Massimo Nabissi1,*, Maria Beatrice Morelli2,*, Massimo Offidani3, Consuelo Amantini4, Silvia Gentili3, Alessandra Soriani2, Claudio Cardinali2, Pietro Leoni3, Giorgio Santoni1

1School of Pharmacy, Experimental Medicine Section, University of Camerino, Camerino, Italy

2Department of Molecular Medicine, Sapienza University, Rome, Italy

3Clinica di Ematologia, Azienda Ospedaliero Universitaria Ospedali Riuniti di Ancona, Ancona, Italy

4School of Biosciences and Veterinary Medicine, University of Camerino, Camerino, Italy

*These authors have contributed equally to this work

Correspondence to:

Massimo Nabissi, email: [email protected]

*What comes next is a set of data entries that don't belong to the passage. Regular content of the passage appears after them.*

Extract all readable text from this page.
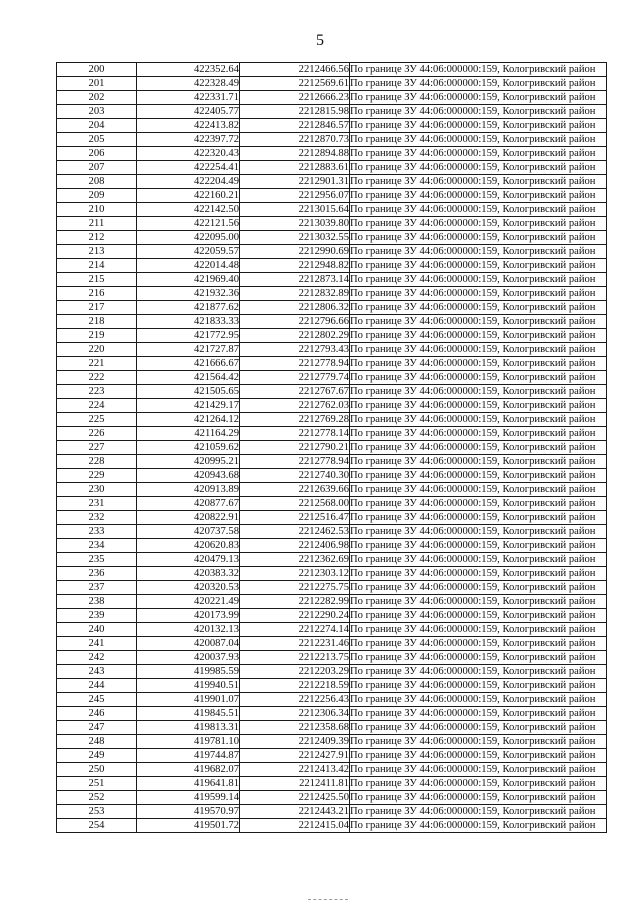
5
200	422352.64	2212466.56	По границе ЗУ 44:06:000000:159, Кологривский район
201	422328.49	2212569.61	По границе ЗУ 44:06:000000:159, Кологривский район
202	422331.71	2212666.23	По границе ЗУ 44:06:000000:159, Кологривский район
203	422405.77	2212815.98	По границе ЗУ 44:06:000000:159, Кологривский район
204	422413.82	2212846.57	По границе ЗУ 44:06:000000:159, Кологривский район
205	422397.72	2212870.73	По границе ЗУ 44:06:000000:159, Кологривский район
206	422320.43	2212894.88	По границе ЗУ 44:06:000000:159, Кологривский район
207	422254.41	2212883.61	По границе ЗУ 44:06:000000:159, Кологривский район
208	422204.49	2212901.31	По границе ЗУ 44:06:000000:159, Кологривский район
209	422160.21	2212956.07	По границе ЗУ 44:06:000000:159, Кологривский район
210	422142.50	2213015.64	По границе ЗУ 44:06:000000:159, Кологривский район
211	422121.56	2213039.80	По границе ЗУ 44:06:000000:159, Кологривский район
212	422095.00	2213032.55	По границе ЗУ 44:06:000000:159, Кологривский район
213	422059.57	2212990.69	По границе ЗУ 44:06:000000:159, Кологривский район
214	422014.48	2212948.82	По границе ЗУ 44:06:000000:159, Кологривский район
215	421969.40	2212873.14	По границе ЗУ 44:06:000000:159, Кологривский район
216	421932.36	2212832.89	По границе ЗУ 44:06:000000:159, Кологривский район
217	421877.62	2212806.32	По границе ЗУ 44:06:000000:159, Кологривский район
218	421833.33	2212796.66	По границе ЗУ 44:06:000000:159, Кологривский район
219	421772.95	2212802.29	По границе ЗУ 44:06:000000:159, Кологривский район
220	421727.87	2212793.43	По границе ЗУ 44:06:000000:159, Кологривский район
221	421666.67	2212778.94	По границе ЗУ 44:06:000000:159, Кологривский район
222	421564.42	2212779.74	По границе ЗУ 44:06:000000:159, Кологривский район
223	421505.65	2212767.67	По границе ЗУ 44:06:000000:159, Кологривский район
224	421429.17	2212762.03	По границе ЗУ 44:06:000000:159, Кологривский район
225	421264.12	2212769.28	По границе ЗУ 44:06:000000:159, Кологривский район
226	421164.29	2212778.14	По границе ЗУ 44:06:000000:159, Кологривский район
227	421059.62	2212790.21	По границе ЗУ 44:06:000000:159, Кологривский район
228	420995.21	2212778.94	По границе ЗУ 44:06:000000:159, Кологривский район
229	420943.68	2212740.30	По границе ЗУ 44:06:000000:159, Кологривский район
230	420913.89	2212639.66	По границе ЗУ 44:06:000000:159, Кологривский район
231	420877.67	2212568.00	По границе ЗУ 44:06:000000:159, Кологривский район
232	420822.91	2212516.47	По границе ЗУ 44:06:000000:159, Кологривский район
233	420737.58	2212462.53	По границе ЗУ 44:06:000000:159, Кологривский район
234	420620.83	2212406.98	По границе ЗУ 44:06:000000:159, Кологривский район
235	420479.13	2212362.69	По границе ЗУ 44:06:000000:159, Кологривский район
236	420383.32	2212303.12	По границе ЗУ 44:06:000000:159, Кологривский район
237	420320.53	2212275.75	По границе ЗУ 44:06:000000:159, Кологривский район
238	420221.49	2212282.99	По границе ЗУ 44:06:000000:159, Кологривский район
239	420173.99	2212290.24	По границе ЗУ 44:06:000000:159, Кологривский район
240	420132.13	2212274.14	По границе ЗУ 44:06:000000:159, Кологривский район
241	420087.04	2212231.46	По границе ЗУ 44:06:000000:159, Кологривский район
242	420037.93	2212213.75	По границе ЗУ 44:06:000000:159, Кологривский район
243	419985.59	2212203.29	По границе ЗУ 44:06:000000:159, Кологривский район
244	419940.51	2212218.59	По границе ЗУ 44:06:000000:159, Кологривский район
245	419901.07	2212256.43	По границе ЗУ 44:06:000000:159, Кологривский район
246	419845.51	2212306.34	По границе ЗУ 44:06:000000:159, Кологривский район
247	419813.31	2212358.68	По границе ЗУ 44:06:000000:159, Кологривский район
248	419781.10	2212409.39	По границе ЗУ 44:06:000000:159, Кологривский район
249	419744.87	2212427.91	По границе ЗУ 44:06:000000:159, Кологривский район
250	419682.07	2212413.42	По границе ЗУ 44:06:000000:159, Кологривский район
251	419641.81	2212411.81	По границе ЗУ 44:06:000000:159, Кологривский район
252	419599.14	2212425.50	По границе ЗУ 44:06:000000:159, Кологривский район
253	419570.97	2212443.21	По границе ЗУ 44:06:000000:159, Кологривский район
254	419501.72	2212415.04	По границе ЗУ 44:06:000000:159, Кологривский район
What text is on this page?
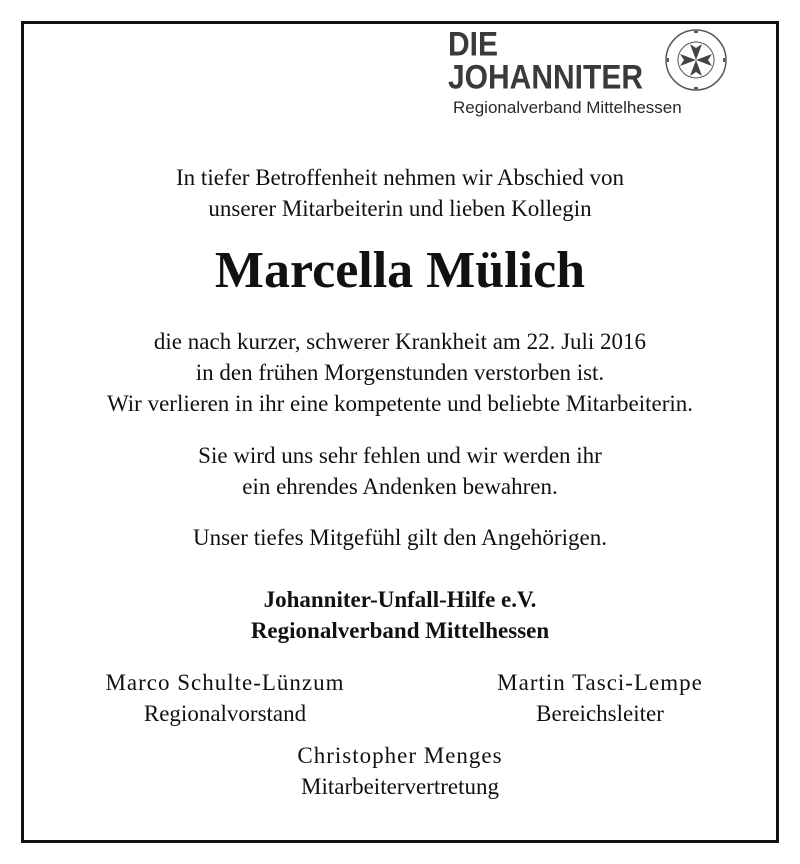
DIE
JOHANNITER
Regionalverband Mittelhessen
In tiefer Betroffenheit nehmen wir Abschied von
unserer Mitarbeiterin und lieben Kollegin
Marcella Mülich
die nach kurzer, schwerer Krankheit am 22. Juli 2016
in den frühen Morgenstunden verstorben ist.
Wir verlieren in ihr eine kompetente und beliebte Mitarbeiterin.
Sie wird uns sehr fehlen und wir werden ihr
ein ehrendes Andenken bewahren.
Unser tiefes Mitgefühl gilt den Angehörigen.
Johanniter-Unfall-Hilfe e.V.
Regionalverband Mittelhessen
Marco Schulte-Lünzum
Regionalvorstand
Martin Tasci-Lempe
Bereichsleiter
Christopher Menges
Mitarbeitervertretung
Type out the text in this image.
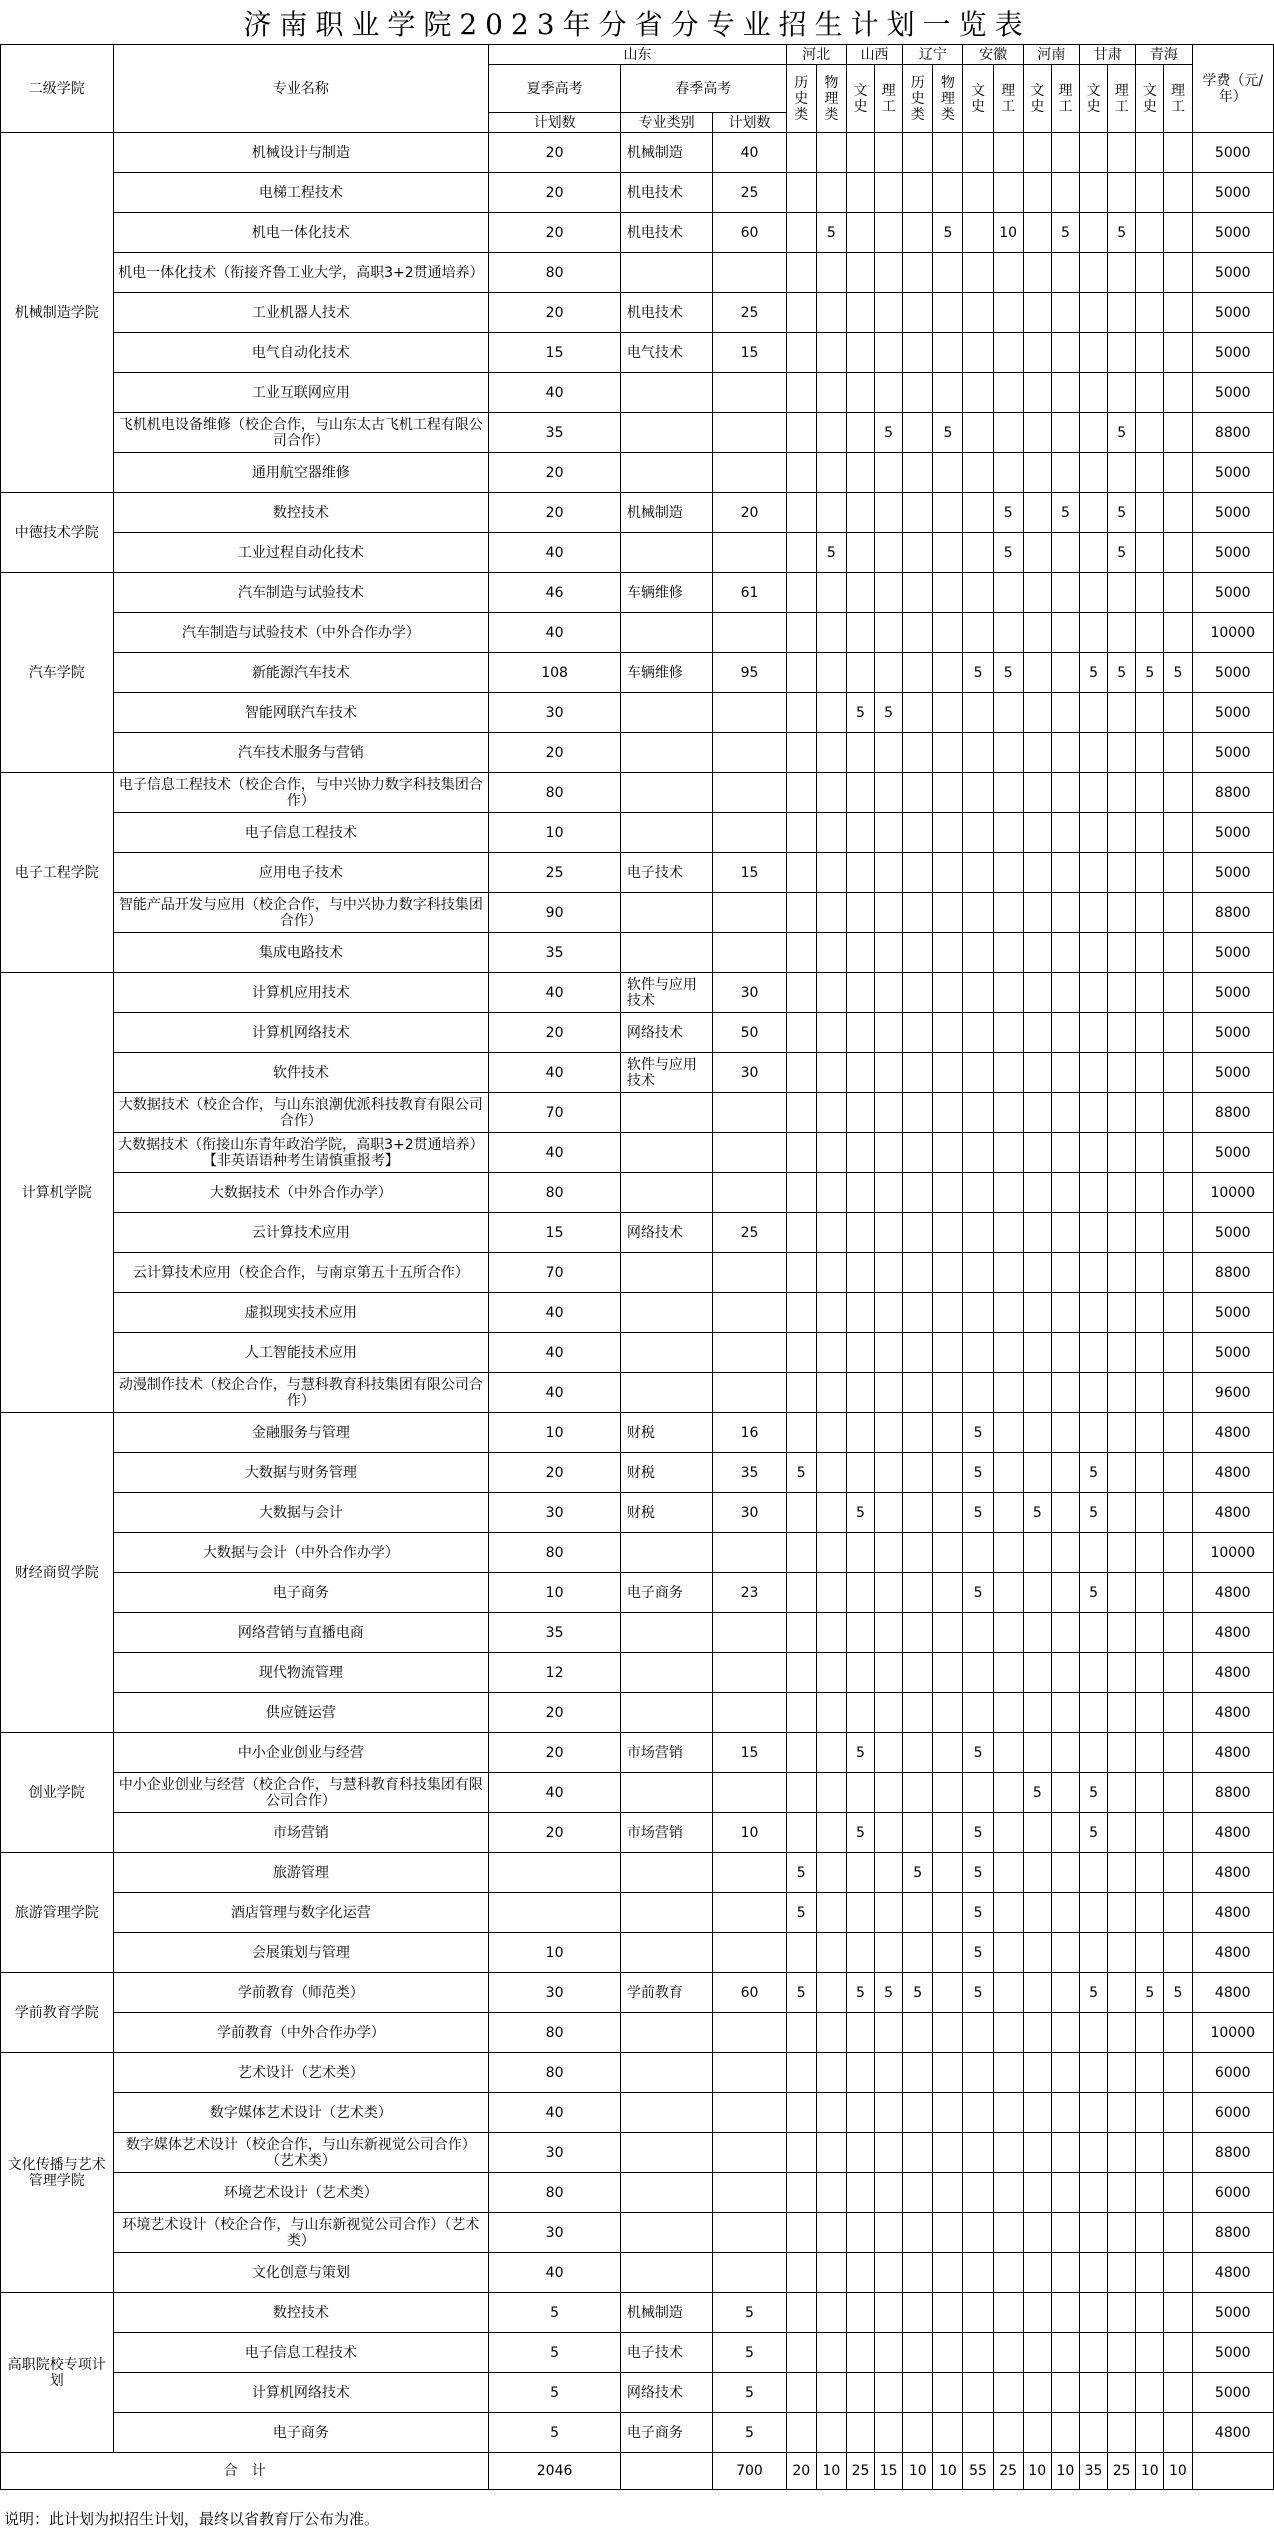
济南职业学院2023年分省分专业招生计划一览表
二级学院	专业名称	山东			河北		山西		辽宁		安徽		河南		甘肃		青海		学费（元/年）
		夏季高考	春季高考		历史类	物理类	文史	理工	历史类	物理类	文史	理工	文史	理工	文史	理工	文史	理工	
		计划数	专业类别	计划数															
机械制造学院	机械设计与制造	20	机械制造	40															5000
	电梯工程技术	20	机电技术	25															5000
	机电一体化技术	20	机电技术	60		5				5		10		5		5			5000
	机电一体化技术（衔接齐鲁工业大学，高职3+2贯通培养）	80																	5000
	工业机器人技术	20	机电技术	25															5000
	电气自动化技术	15	电气技术	15															5000
	工业互联网应用	40																	5000
	飞机机电设备维修（校企合作，与山东太古飞机工程有限公司合作）	35						5		5						5			8800
	通用航空器维修	20																	5000
中德技术学院	数控技术	20	机械制造	20								5		5		5			5000
	工业过程自动化技术	40				5						5				5			5000
汽车学院	汽车制造与试验技术	46	车辆维修	61															5000
	汽车制造与试验技术（中外合作办学）	40																	10000
	新能源汽车技术	108	车辆维修	95							5	5			5	5	5	5	5000
	智能网联汽车技术	30					5	5											5000
	汽车技术服务与营销	20																	5000
电子工程学院	电子信息工程技术（校企合作，与中兴协力数字科技集团合作）	80																	8800
	电子信息工程技术	10																	5000
	应用电子技术	25	电子技术	15															5000
	智能产品开发与应用（校企合作，与中兴协力数字科技集团合作）	90																	8800
	集成电路技术	35																	5000
计算机学院	计算机应用技术	40	软件与应用技术	30															5000
	计算机网络技术	20	网络技术	50															5000
	软件技术	40	软件与应用技术	30															5000
	大数据技术（校企合作，与山东浪潮优派科技教育有限公司合作）	70																	8800
	大数据技术（衔接山东青年政治学院，高职3+2贯通培养）【非英语语种考生请慎重报考】	40																	5000
	大数据技术（中外合作办学）	80																	10000
	云计算技术应用	15	网络技术	25															5000
	云计算技术应用（校企合作，与南京第五十五所合作）	70																	8800
	虚拟现实技术应用	40																	5000
	人工智能技术应用	40																	5000
	动漫制作技术（校企合作，与慧科教育科技集团有限公司合作）	40																	9600
财经商贸学院	金融服务与管理	10	财税	16							5								4800
	大数据与财务管理	20	财税	35	5						5				5				4800
	大数据与会计	30	财税	30			5				5		5		5				4800
	大数据与会计（中外合作办学）	80																	10000
	电子商务	10	电子商务	23							5				5				4800
	网络营销与直播电商	35																	4800
	现代物流管理	12																	4800
	供应链运营	20																	4800
创业学院	中小企业创业与经营	20	市场营销	15			5				5								4800
	中小企业创业与经营（校企合作，与慧科教育科技集团有限公司合作）	40											5		5				8800
	市场营销	20	市场营销	10			5				5				5				4800
旅游管理学院	旅游管理				5				5		5								4800
	酒店管理与数字化运营				5						5								4800
	会展策划与管理	10									5								4800
学前教育学院	学前教育（师范类）	30	学前教育	60	5		5	5	5		5				5		5	5	4800
	学前教育（中外合作办学）	80																	10000
文化传播与艺术管理学院	艺术设计（艺术类）	80																	6000
	数字媒体艺术设计（艺术类）	40																	6000
	数字媒体艺术设计（校企合作，与山东新视觉公司合作）（艺术类）	30																	8800
	环境艺术设计（艺术类）	80																	6000
	环境艺术设计（校企合作，与山东新视觉公司合作）（艺术类）	30																	8800
	文化创意与策划	40																	4800
高职院校专项计划	数控技术	5	机械制造	5															5000
	电子信息工程技术	5	电子技术	5															5000
	计算机网络技术	5	网络技术	5															5000
	电子商务	5	电子商务	5															4800
合　计		2046		700	20	10	25	15	10	10	55	25	10	10	35	25	10	10	
说明：此计划为拟招生计划，最终以省教育厅公布为准。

Keywords: carfilzomib, THC, CBD, multiple myeloma, immuno-proteasome, combination therapy

Received: September 01, 2016     Accepted: October 05, 2016     Published: October 18, 2016

ABSTRACT

Several studies showed a potential anti-tumor role for cannabinoids, by modulating cell signaling pathways involved in cancer cell proliferation, chemo-resistance and migration. Cannabidiol (CBD) was previously noted in multiple myeloma (MM), both alone and in synergy with the proteasome inhibitor bortezomib, to induce cell death. In other type of human cancers, the combination of CBD with Δ9-tetrahydrocannabinol (THC) was found to act synergistically with other chemotherapeutic drugs suggesting their use in combination therapy. In the current study, we evaluated the effects of THC alone and in combination with CBD in MM cell lines. We found that CBD and THC, mainly in combination, were able to reduce cell viability by inducing autophagic-dependent necrosis. Moreover, we showed that the CBD-THC combination was able to reduce MM cells migration by down-regulating expression of the chemokine receptor CXCR4 and of the CD147 plasma membrane glycoprotein. Furthermore, since the immuno-proteasome is considered a new target in MM and also since carfilzomib (CFZ) is a new promising immuno-proteasome inhibitor that creates irreversible adducts with the β5i subunit of immuno-proteasome, we evaluated the effect of CBD and THC in regulating the expression of the β5i subunit and their effect in combination with CFZ. Herein, we also found that the CBD and THC combination is able to reduce expression of the β5i subunit as well as to act in synergy with CFZ to increase MM cell death and inhibits cell migration. In summary, these results proved that this combination exerts strong anti-myeloma activities.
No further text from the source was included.